Where do we go from here, where do we go from here

The more I see, the more I hear, the more I find fewer answers
I close my mind, I shout it out but you know it’s getting harder
To calm down, to reason out, to come to terms with what it’s all about
I’m uptight, can’t sleep at night, I can’t pretend everything’s all right
My ideals, my sanity, they seem to be deserting me
But to stand up and fight I know we have six million reasons

They’re burning down the synagogues, Uzis on a street corner
The heralds of the holocaust, Uzis on a street corner
The silence never louder than now, how quickly we forgot our vows
This resurrection we can’t allow, Uzis on a street corner

Where do we go from here, where do we go from here

We buy fresh bagels from the corner store
Where swastikas are spat from aerosols
I sit in the bar sipping iced White Russian
Trying to score but nobody’s pushing
And everyone looks at everyone’s faces
Searching for signs and praying for traces of a conscience in residence
Are we sitting on a barbed wire fence
Racing the clouds home, racing the clouds home

We place our faith in human rights
In the paper wars that tie the red tape tight
I know that I would rather be out of this conspiracy
In the gulags and internment camps frozen faces in nameless ranks
I know that they would rather be standing here besides me
Racing the clouds home, racing the clouds home

You can shut your eyes, you can hide it away it’s gonna come back another day
Racing the clouds home, are we racing the clouds home
Racing the clouds home

- Marillion, White Russian © EMI Music Publishing, quoted in full with permission

65 years ago was the D-Day landings.

65 years later, 943598 British voters chose to insult the memories of those who gave their lives on that day by voting for a party who represent exactly the same values as the enemy they died fighting.

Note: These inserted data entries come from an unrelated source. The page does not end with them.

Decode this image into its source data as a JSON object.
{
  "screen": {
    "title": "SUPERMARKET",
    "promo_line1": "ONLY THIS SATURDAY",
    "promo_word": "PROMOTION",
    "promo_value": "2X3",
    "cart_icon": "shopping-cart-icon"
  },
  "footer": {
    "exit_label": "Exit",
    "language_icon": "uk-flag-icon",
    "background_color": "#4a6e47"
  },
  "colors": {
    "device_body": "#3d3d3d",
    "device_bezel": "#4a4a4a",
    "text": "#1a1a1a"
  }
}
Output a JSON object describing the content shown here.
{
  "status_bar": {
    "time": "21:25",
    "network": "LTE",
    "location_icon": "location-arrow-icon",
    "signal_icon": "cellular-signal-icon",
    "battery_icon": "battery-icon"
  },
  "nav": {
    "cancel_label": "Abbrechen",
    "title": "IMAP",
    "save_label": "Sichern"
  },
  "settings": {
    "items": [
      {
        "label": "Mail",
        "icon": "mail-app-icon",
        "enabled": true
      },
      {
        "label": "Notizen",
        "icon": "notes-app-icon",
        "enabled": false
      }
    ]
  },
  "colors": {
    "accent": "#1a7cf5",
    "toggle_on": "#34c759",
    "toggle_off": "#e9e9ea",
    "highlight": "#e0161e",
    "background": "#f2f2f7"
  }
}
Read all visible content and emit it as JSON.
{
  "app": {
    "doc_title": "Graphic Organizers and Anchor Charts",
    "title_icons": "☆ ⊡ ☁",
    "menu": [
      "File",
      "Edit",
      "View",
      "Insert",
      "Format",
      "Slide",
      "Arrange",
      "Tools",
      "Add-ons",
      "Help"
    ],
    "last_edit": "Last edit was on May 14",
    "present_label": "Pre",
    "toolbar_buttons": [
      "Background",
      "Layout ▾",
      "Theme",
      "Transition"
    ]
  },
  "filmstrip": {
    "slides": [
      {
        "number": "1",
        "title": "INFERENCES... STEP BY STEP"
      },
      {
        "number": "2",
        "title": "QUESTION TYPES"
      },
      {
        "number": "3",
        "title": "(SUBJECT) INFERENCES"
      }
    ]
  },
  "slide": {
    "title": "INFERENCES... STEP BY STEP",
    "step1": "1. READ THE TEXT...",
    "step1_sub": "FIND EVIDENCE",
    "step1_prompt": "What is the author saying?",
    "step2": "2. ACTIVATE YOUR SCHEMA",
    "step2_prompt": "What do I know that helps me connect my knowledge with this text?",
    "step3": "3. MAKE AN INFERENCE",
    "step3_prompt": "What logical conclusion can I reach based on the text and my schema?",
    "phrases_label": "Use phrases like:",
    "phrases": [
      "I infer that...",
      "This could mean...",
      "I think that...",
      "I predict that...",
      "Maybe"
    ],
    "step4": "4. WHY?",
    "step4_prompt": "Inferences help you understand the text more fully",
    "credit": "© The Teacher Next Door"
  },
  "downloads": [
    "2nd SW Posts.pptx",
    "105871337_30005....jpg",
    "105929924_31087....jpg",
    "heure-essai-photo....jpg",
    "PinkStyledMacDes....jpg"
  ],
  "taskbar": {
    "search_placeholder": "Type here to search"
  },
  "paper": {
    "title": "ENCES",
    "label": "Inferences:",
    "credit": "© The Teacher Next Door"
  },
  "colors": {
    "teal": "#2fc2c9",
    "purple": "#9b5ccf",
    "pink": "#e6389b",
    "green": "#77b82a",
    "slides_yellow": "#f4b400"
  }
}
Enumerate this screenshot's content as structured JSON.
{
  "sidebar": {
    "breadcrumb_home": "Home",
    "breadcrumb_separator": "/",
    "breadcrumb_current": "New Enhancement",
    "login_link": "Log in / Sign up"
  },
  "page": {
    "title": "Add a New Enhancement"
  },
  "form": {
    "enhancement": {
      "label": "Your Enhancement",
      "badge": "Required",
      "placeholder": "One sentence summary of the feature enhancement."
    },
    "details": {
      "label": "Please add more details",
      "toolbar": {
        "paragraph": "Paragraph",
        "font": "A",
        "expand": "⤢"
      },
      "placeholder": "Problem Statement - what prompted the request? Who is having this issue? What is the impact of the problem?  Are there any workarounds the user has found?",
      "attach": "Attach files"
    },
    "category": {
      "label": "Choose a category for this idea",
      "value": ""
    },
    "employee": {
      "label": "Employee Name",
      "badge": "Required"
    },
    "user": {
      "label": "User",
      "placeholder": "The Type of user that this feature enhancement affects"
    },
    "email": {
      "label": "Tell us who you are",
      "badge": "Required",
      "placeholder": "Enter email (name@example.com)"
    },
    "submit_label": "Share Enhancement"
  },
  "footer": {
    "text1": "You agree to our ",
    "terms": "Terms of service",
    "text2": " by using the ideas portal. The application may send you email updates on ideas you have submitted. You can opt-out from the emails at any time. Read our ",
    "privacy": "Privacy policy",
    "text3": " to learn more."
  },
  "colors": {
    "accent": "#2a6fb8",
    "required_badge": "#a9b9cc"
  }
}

Some people claim it’s just a protest vote; a way to say ‘up yours’ to the political establishment in response to the scandals about MPs expenses. How many of these voters have actually stopped to think what they’re endorsing?

I count many of black, Jewish, gay and transgendered people amongst my friends and acquaintances. This vile party is fundamentally opposed to their very existence; they want to herd them all into concentration camps. They’ll deny it in public, of course, but they’ll be lying. You have to be pretty stupid not to see these neo-Nazis for what they are. It’s the non-white, non-straight, non-Anglo-Saxon British citizens that a BNP vote really says ‘up yours’ to.

And their use of British WW2 imagery, when their leaders idolise Adolf Hitler and the Nazis, really sticks in my throat.